Many machines use a chamber for pre-infusion in which, in principle, the water first collects in order to soak the ground coffee (puck), which then swells and is therefore less susceptible to the formation of channels (so-called channeling).

However, we have designed the Xenia in such a way that there is a very slow and even pressure build-up (approx. 10 seconds until the full pressure is applied). This gives the coffee grounds time to swell and the pre-infusion chamber can be completely omitted.

This is achieved through the choice of the pump and a flow reduction in the water circuit for the espresso extraction. This prevents the water from penetrating the ground coffee unhindered at full pressure, causing channels that result in a thin and poorly extracted espresso.

The diffuser has a supporting effect, dividing the water into 16 channels in front of the shower screen, which are arranged according to a carefully thought-out pattern.

Explained in more detail


[1] Pump —> Brew Group

In principle, this section only consists of pipes and hoses with an inner diameter of 4 mm. The only special features are: A valve that clears the way to the group and an expansion valve that limits the pressure to 10 bar (the pump delivers up to 19 bar).

[2] Brew Group —> Ground Coffee

Here we have given some thought to how we manage the water in the brew group.

In the group there is a channel with a diameter of 5 mm which, after approx. 80 mm, bends down into the round portafilter holder.

So that the water cannot rush through this channel unchecked, the cross-section of this waterway has been reduced from 5 mm to 1 mm. This is what the so-called turbulator (a spiral) does.

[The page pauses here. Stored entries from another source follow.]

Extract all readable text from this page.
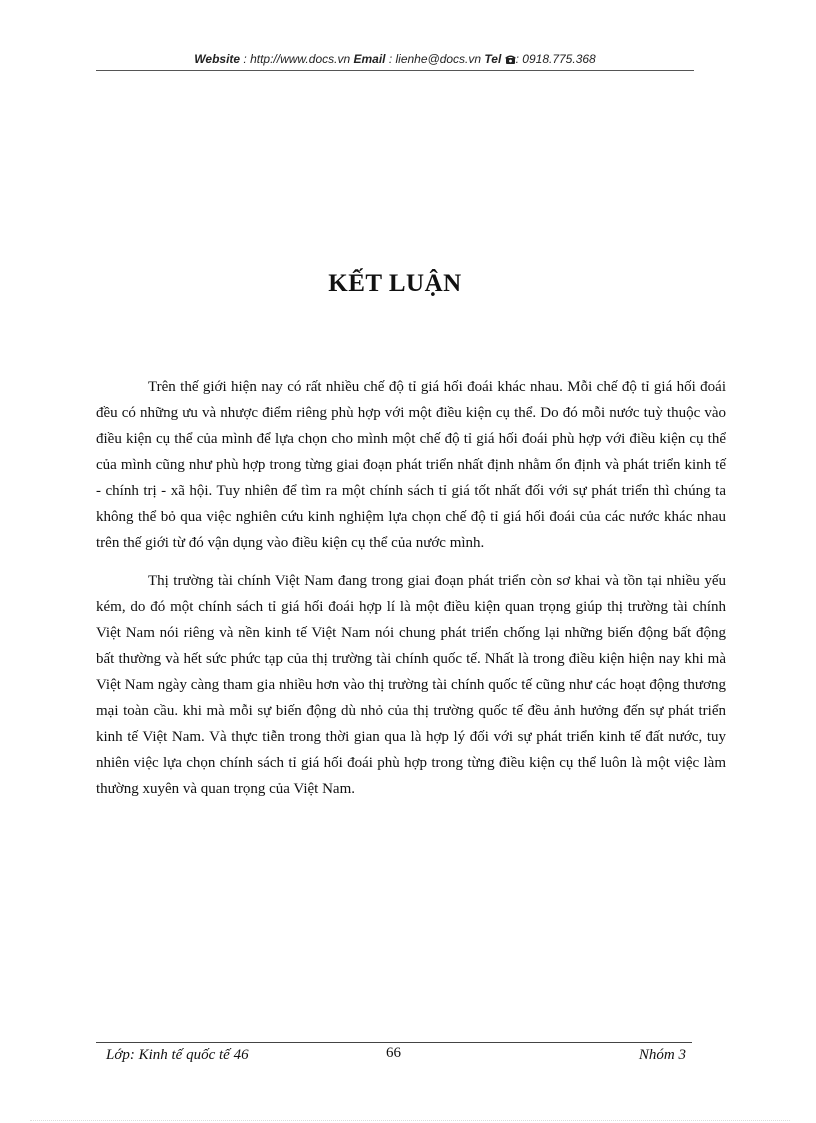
Website : http://www.docs.vn Email : lienhe@docs.vn Tel : 0918.775.368
KẾT LUẬN

Trên thế giới hiện nay có rất nhiều chế độ tỉ giá hối đoái khác nhau. Mỗi chế độ tỉ giá hối đoái đều có những ưu và nhược điểm riêng phù hợp với một điều kiện cụ thể. Do đó mỗi nước tuỳ thuộc vào điều kiện cụ thể của mình để lựa chọn cho mình một chế độ tỉ giá hối đoái phù hợp với điều kiện cụ thể của mình cũng như phù hợp trong từng giai đoạn phát triển nhất định nhằm ổn định và phát triển kinh tế - chính trị - xã hội. Tuy nhiên để tìm ra một chính sách tỉ giá tốt nhất đối với sự phát triển thì chúng ta không thể bỏ qua việc nghiên cứu kinh nghiệm lựa chọn chế độ tỉ giá hối đoái của các nước khác nhau trên thế giới từ đó vận dụng vào điều kiện cụ thể của nước mình.

Thị trường tài chính Việt Nam đang trong giai đoạn phát triển còn sơ khai và tồn tại nhiều yếu kém, do đó một chính sách tỉ giá hối đoái hợp lí là một điều kiện quan trọng giúp thị trường tài chính Việt Nam nói riêng và nền kinh tế Việt Nam nói chung phát triển chống lại những biến động bất động bất thường và hết sức phức tạp của thị trường tài chính quốc tế. Nhất là trong điều kiện hiện nay khi mà Việt Nam ngày càng tham gia nhiều hơn vào thị trường tài chính quốc tế cũng như các hoạt động thương mại toàn cầu. khi mà mỗi sự biến động dù nhỏ của thị trường quốc tế đều ảnh hưởng đến sự phát triển kinh tế Việt Nam. Và thực tiễn trong thời gian qua là hợp lý đối với sự phát triển kinh tế đất nước, tuy nhiên việc lựa chọn chính sách tỉ giá hối đoái phù hợp trong từng điều kiện cụ thể luôn là một việc làm thường xuyên và quan trọng của Việt Nam.

Lớp: Kinh tế quốc tế 46	66	Nhóm 3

In addition, the turbulator stabilises the temperature in the brewing water. We determined this in tests and measurements and this technology has proven itself well.

The water comes out in the middle:

... and merges with the portafilter holder. It has a small recess with 4 channels leading down to which the water is divided.

This is how it looks from below:

The water from these 4 holes is absorbed by the diffuser.

The diffuser is a stainless steel plate that is shaped on one side to match the curvature of the shower screen. Our tests have shown that this is the ideal shape.